One final point that particularly impressed me is—this thing can genuinely be run directly on the documents on your own computer. The repository's README line, "Your private deep-research assistant," isn't marketing fluff—you don't need to upload documents to any cloud service, install a vector DB, or wait hours for embedding jobs. uv run dci-agent-lite --cwd ~/my-papers/ and you're off. This "out-of-the-box" appeal is incredibly strong for personal knowledge base scenarios.

My Takeaways

After reading the paper and going through the code, I feel its true value isn't any specific number, but reframing "retrieval" as an interface design problem, not just a retriever design problem.

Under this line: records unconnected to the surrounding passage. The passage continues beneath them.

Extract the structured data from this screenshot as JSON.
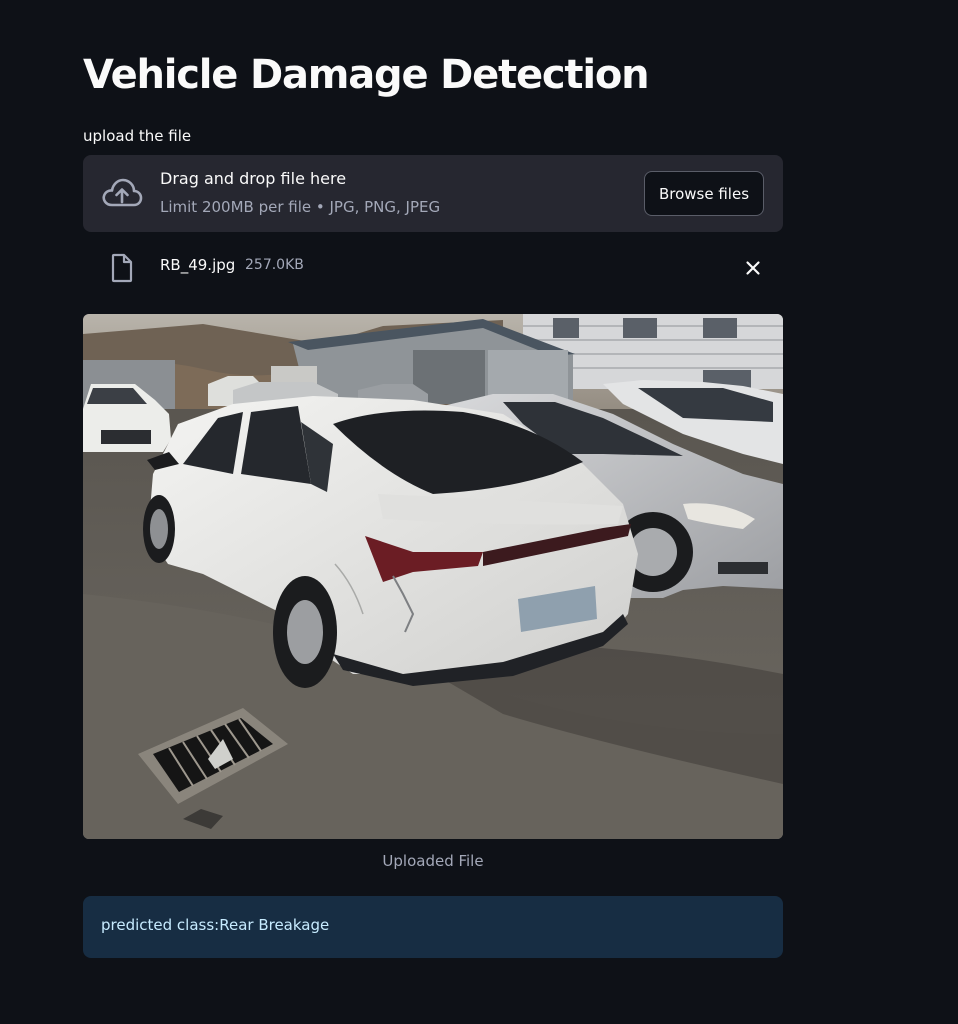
{
  "page": {
    "title": "Vehicle Damage Detection"
  },
  "uploader": {
    "label": "upload the file",
    "drop_title": "Drag and drop file here",
    "drop_limit": "Limit 200MB per file • JPG, PNG, JPEG",
    "browse_label": "Browse files",
    "icon": "cloud-upload-icon"
  },
  "uploaded_file": {
    "name": "RB_49.jpg",
    "size": "257.0KB",
    "icon": "file-icon",
    "remove_icon": "close-icon"
  },
  "image": {
    "caption": "Uploaded File"
  },
  "result": {
    "text": "predicted class:Rear Breakage"
  },
  "colors": {
    "background": "#0e1117",
    "dropzone": "#262730",
    "alert_bg": "#172d43",
    "alert_text": "#c7ebff",
    "muted_text": "#a3a8b8"
  }
}
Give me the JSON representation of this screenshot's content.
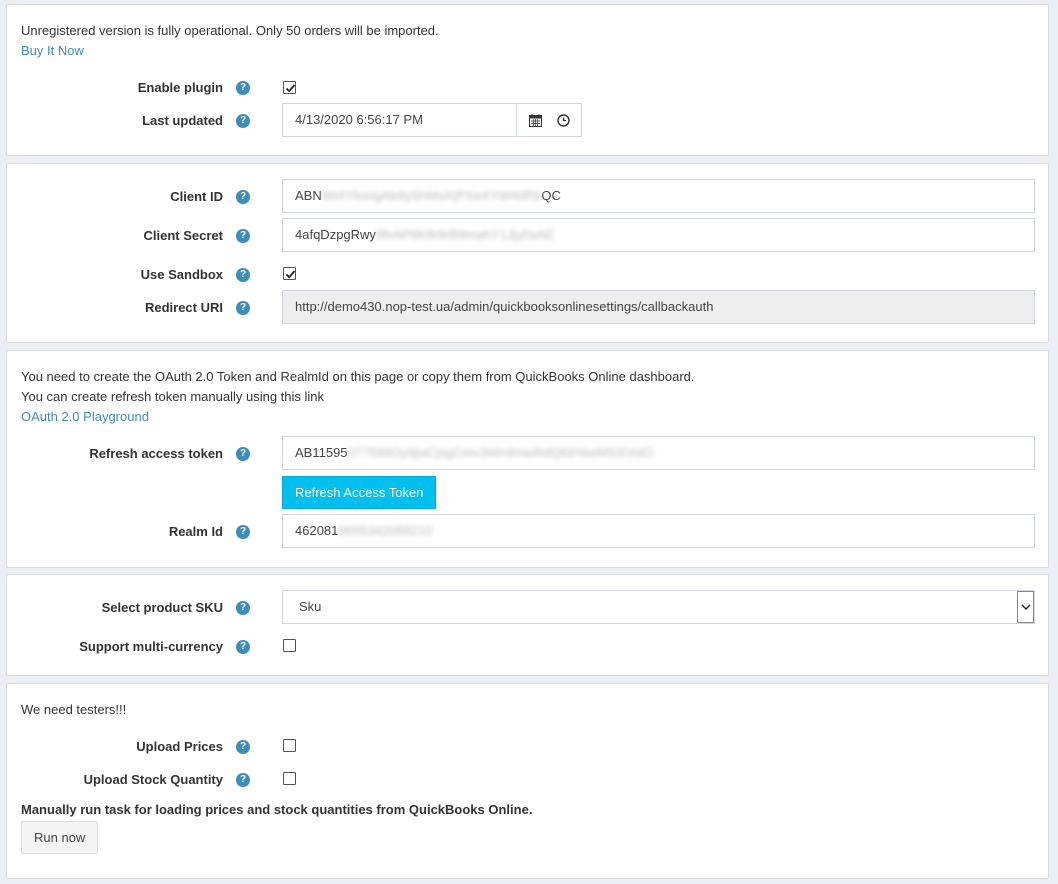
{
  "license": {
    "notice": "Unregistered version is fully operational. Only 50 orders will be imported.",
    "buy_link": "Buy It Now"
  },
  "general": {
    "enable_plugin_label": "Enable plugin",
    "enable_plugin_checked": true,
    "last_updated_label": "Last updated",
    "last_updated_value": "4/13/2020 6:56:17 PM"
  },
  "credentials": {
    "client_id_label": "Client ID",
    "client_id_visible_start": "ABN",
    "client_id_visible_end": "QC",
    "client_secret_label": "Client Secret",
    "client_secret_visible_start": "4afqDzpgRwy",
    "client_secret_visible_end": "",
    "use_sandbox_label": "Use Sandbox",
    "use_sandbox_checked": true,
    "redirect_uri_label": "Redirect URI",
    "redirect_uri_value": "http://demo430.nop-test.ua/admin/quickbooksonlinesettings/callbackauth"
  },
  "oauth": {
    "info_line1": "You need to create the OAuth 2.0 Token and RealmId on this page or copy them from QuickBooks Online dashboard.",
    "info_line2": "You can create refresh token manually using this link",
    "playground_link": "OAuth 2.0 Playground",
    "refresh_token_label": "Refresh access token",
    "refresh_token_visible_start": "AB11595",
    "refresh_button": "Refresh Access Token",
    "realm_id_label": "Realm Id",
    "realm_id_visible_start": "462081"
  },
  "product": {
    "sku_label": "Select product SKU",
    "sku_value": "Sku",
    "multi_currency_label": "Support multi-currency",
    "multi_currency_checked": false
  },
  "testers": {
    "notice": "We need testers!!!",
    "upload_prices_label": "Upload Prices",
    "upload_prices_checked": false,
    "upload_stock_label": "Upload Stock Quantity",
    "upload_stock_checked": false,
    "manual_task_text": "Manually run task for loading prices and stock quantities from QuickBooks Online.",
    "run_now_button": "Run now"
  },
  "icons": {
    "help": "question-circle-icon",
    "calendar": "calendar-icon",
    "clock": "clock-icon"
  },
  "colors": {
    "accent": "#3c8dbc",
    "primary_button": "#00c0ef"
  }
}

The past decade of retrieval research has largely been a model arms race—better sparse algorithms, stronger dense embeddings, smarter rerankers. But if the agent itself can already think like a researcher—propose hypotheses, verify strings, read context, modify queries—then compressing everything into a similarity vector layer becomes the bottleneck. Giving it a higher-resolution interface and letting it handle semantics itself might yield better overall performance.

Of course, this paradigm has clear boundaries:

  • Massive static corpora (tens of millions of documents and up) are still dense retriever territory.
  • It places high demands on the base model's capability; weaker models can't withstand the complex search of long trajectories.
  • The cost structure shifts—from a "one-time fixed index-building cost" to "marginal cost per search," which may not be cost-effective for high-QPS services.
  • Evaluation metrics need an update—recall@k alone is no longer sufficient; trajectory-level localization is needed.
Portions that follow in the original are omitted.